Context-source retrieval inverts the memory model: instead of preloading user-saved facts, the agent queries codebase, PR history, and team conversations at the moment of decision, the progressive disclosure pattern Anthropic's 2025 context-engineering guidance recommends. The cost is paid only when the answer is needed.

Where to look on Monday#

Three concrete moves, all measurable inside a week.

Audit your CLAUDE.md. Read it line by line. For each fact, ask: is this retrievable from code, PRs, or chat? If yes, it's preload tax. You're paying that token cost every turn of every session. Move it out. Anything that lives in git, in a Jira ticket, or in a Slack thread is better fetched on demand than carried in the system prompt.

Measure your memory MCP if you've installed one. Use the three metrics from last week's autopsy: tokens-per-tool-call, percent-of-context-consumed-pre-prompt, and first-try alignment on real tasks. If your memory MCP is costing 3,000 tokens per session and improving first-try alignment by less than ten percent, the ROI isn't there. Remove it and re-measure.

For shape forgetting specifically, run a two-week A/B. Half your sessions, work as you do today with whatever memory setup you have. Half your sessions, route shape questions ("where does auth live?", "what's our error pattern?") to on-demand retrieval against your actual repos and team systems. Track first-try alignment as the success metric. The gap, if there is one, will tell you whether your team's pain is fact forgetting or shape forgetting. Most teams find out it's the second one.

FAQ#

Why does Claude Code forget my codebase between sessions?#

By design. Anthropic's Claude Code documentation confirms session memory resets at every /clear and every new session. The only persistent state is CLAUDE.md and project rules, which charge a token cost on every turn. The community calls this the re-explain tax, and it's the second-most-cited pain on r/mcp in 2025-2026 after raw token cost.
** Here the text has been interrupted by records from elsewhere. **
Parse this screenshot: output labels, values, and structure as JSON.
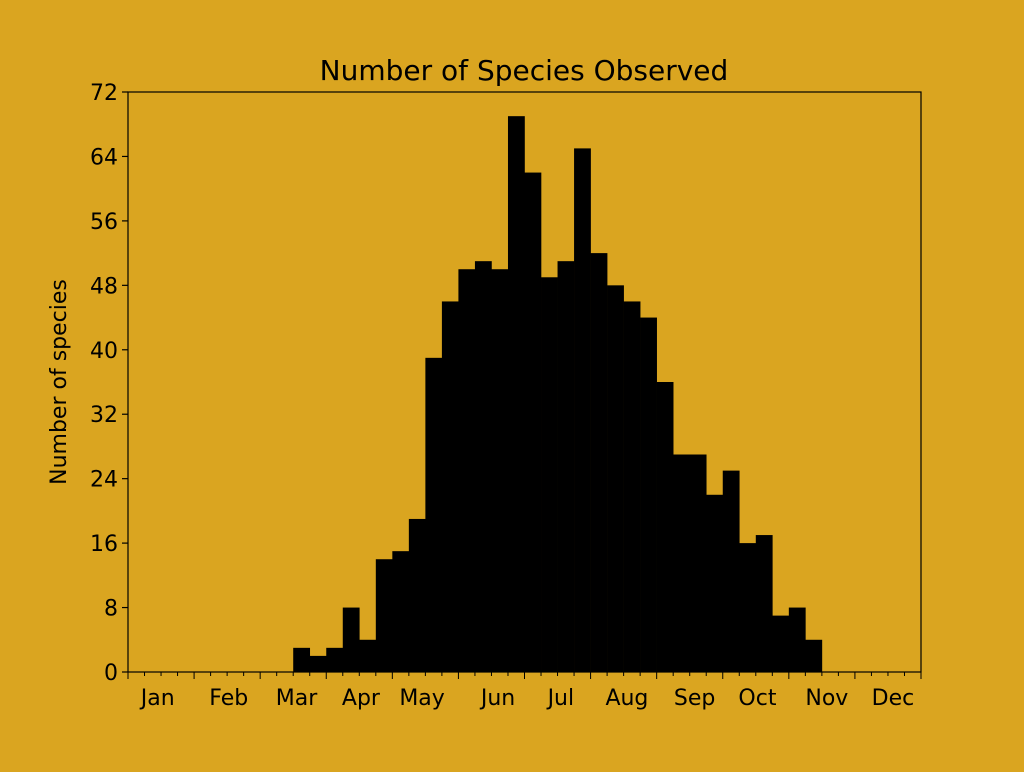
{
  "chart_data": {
    "type": "bar",
    "title": "Number of Species Observed",
    "xlabel": "",
    "ylabel": "Number of species",
    "bin_count": 48,
    "xlim": [
      0,
      48
    ],
    "ylim": [
      0,
      72
    ],
    "yticks": [
      0,
      8,
      16,
      24,
      32,
      40,
      48,
      56,
      64,
      72
    ],
    "xtick_labels": [
      {
        "label": "Jan",
        "x": 1.8
      },
      {
        "label": "Feb",
        "x": 6.1
      },
      {
        "label": "Mar",
        "x": 10.2
      },
      {
        "label": "Apr",
        "x": 14.1
      },
      {
        "label": "May",
        "x": 17.8
      },
      {
        "label": "Jun",
        "x": 22.4
      },
      {
        "label": "Jul",
        "x": 26.2
      },
      {
        "label": "Aug",
        "x": 30.2
      },
      {
        "label": "Sep",
        "x": 34.3
      },
      {
        "label": "Oct",
        "x": 38.1
      },
      {
        "label": "Nov",
        "x": 42.3
      },
      {
        "label": "Dec",
        "x": 46.3
      }
    ],
    "values": [
      0,
      0,
      0,
      0,
      0,
      0,
      0,
      0,
      0,
      0,
      3,
      2,
      3,
      8,
      4,
      14,
      15,
      19,
      39,
      46,
      50,
      51,
      50,
      69,
      62,
      49,
      51,
      65,
      52,
      48,
      46,
      44,
      36,
      27,
      27,
      22,
      25,
      16,
      17,
      7,
      8,
      4,
      0,
      0,
      0,
      0,
      0,
      0
    ],
    "grid": false,
    "colors": {
      "background": "#DAA520",
      "bars": "#000000"
    }
  }
}
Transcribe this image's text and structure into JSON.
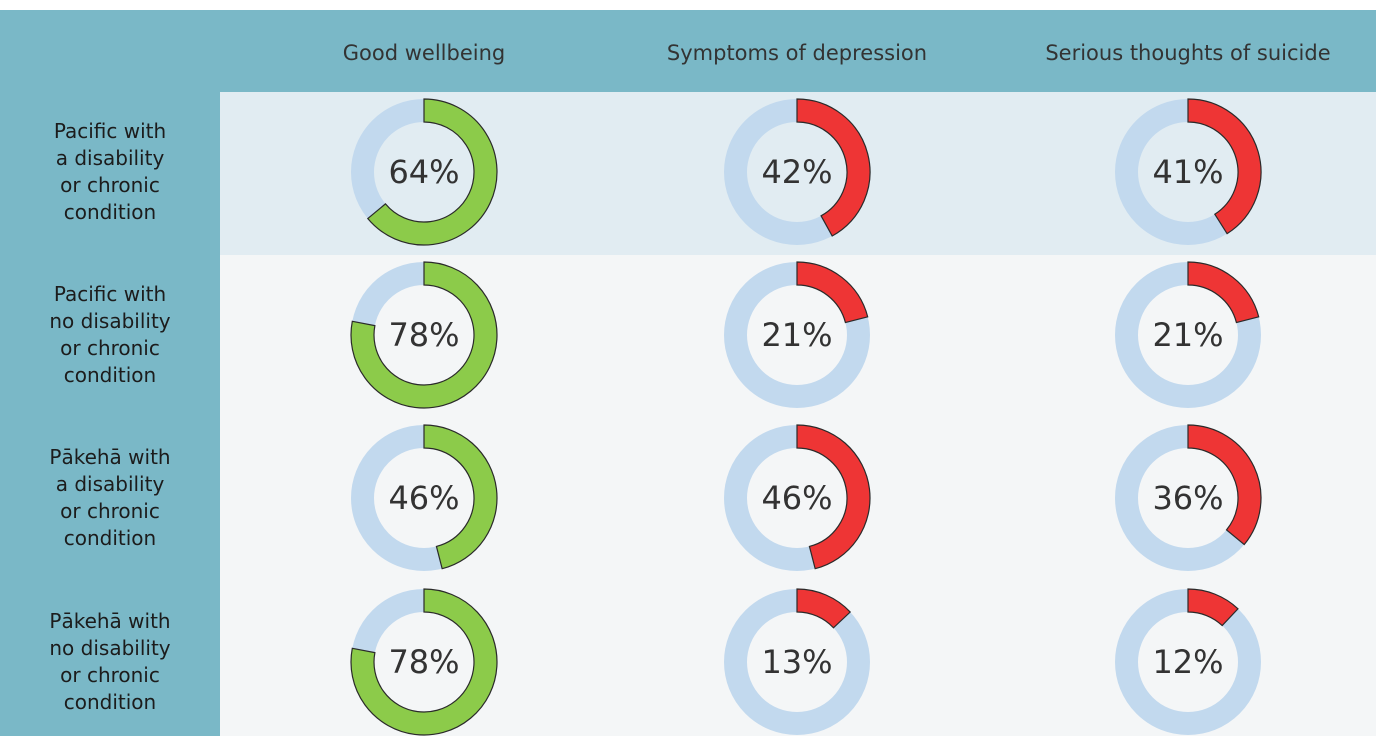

Do memory MCP servers like Stash or Hindsight fix the forgetting?#

Partially. Memory MCPs solve fact forgetting, the case where you declared something yesterday and want it remembered today. They cost 2,000 to 5,000 tokens per session in preload, per the doobidoo/mcp-memory-service measurements, and they don't solve shape forgetting (where files live, what patterns the codebase actually uses). Most r/mcp pain is shape forgetting.

What's the difference between memory and context for AI agents?#

Memory is what the agent saved earlier and recalls later, static, declared, write-once. Context is what the agent needs right now to make a good decision, dynamic, retrieved, recomputed each call. Anthropic's context-engineering essay frames the distinction as preload versus progressive disclosure. Codebase shape belongs in the second category, not the first.

How do I make my agent remember my team's conventions?#

Don't try to make it remember. Make it retrieve. Team conventions live in code review comments, in design docs, in Slack threads where the senior engineer pushed back on the pattern. A memory store can't catalog that surface area. Index those systems and let the agent fetch the relevant convention at the moment it's writing code in that area. The convention stays fresh because the source stays fresh.

Is CLAUDE.md a good place to store memory?#

For stable, high-signal facts (test framework, language version, deploy command), yes. For codebase shape, file locations, evolving patterns, no. Every line of CLAUDE.md costs tokens on every turn, per Anthropic's own context-engineering guidance. If a fact is retrievable from code or git history, move it out and pay the cost on demand instead.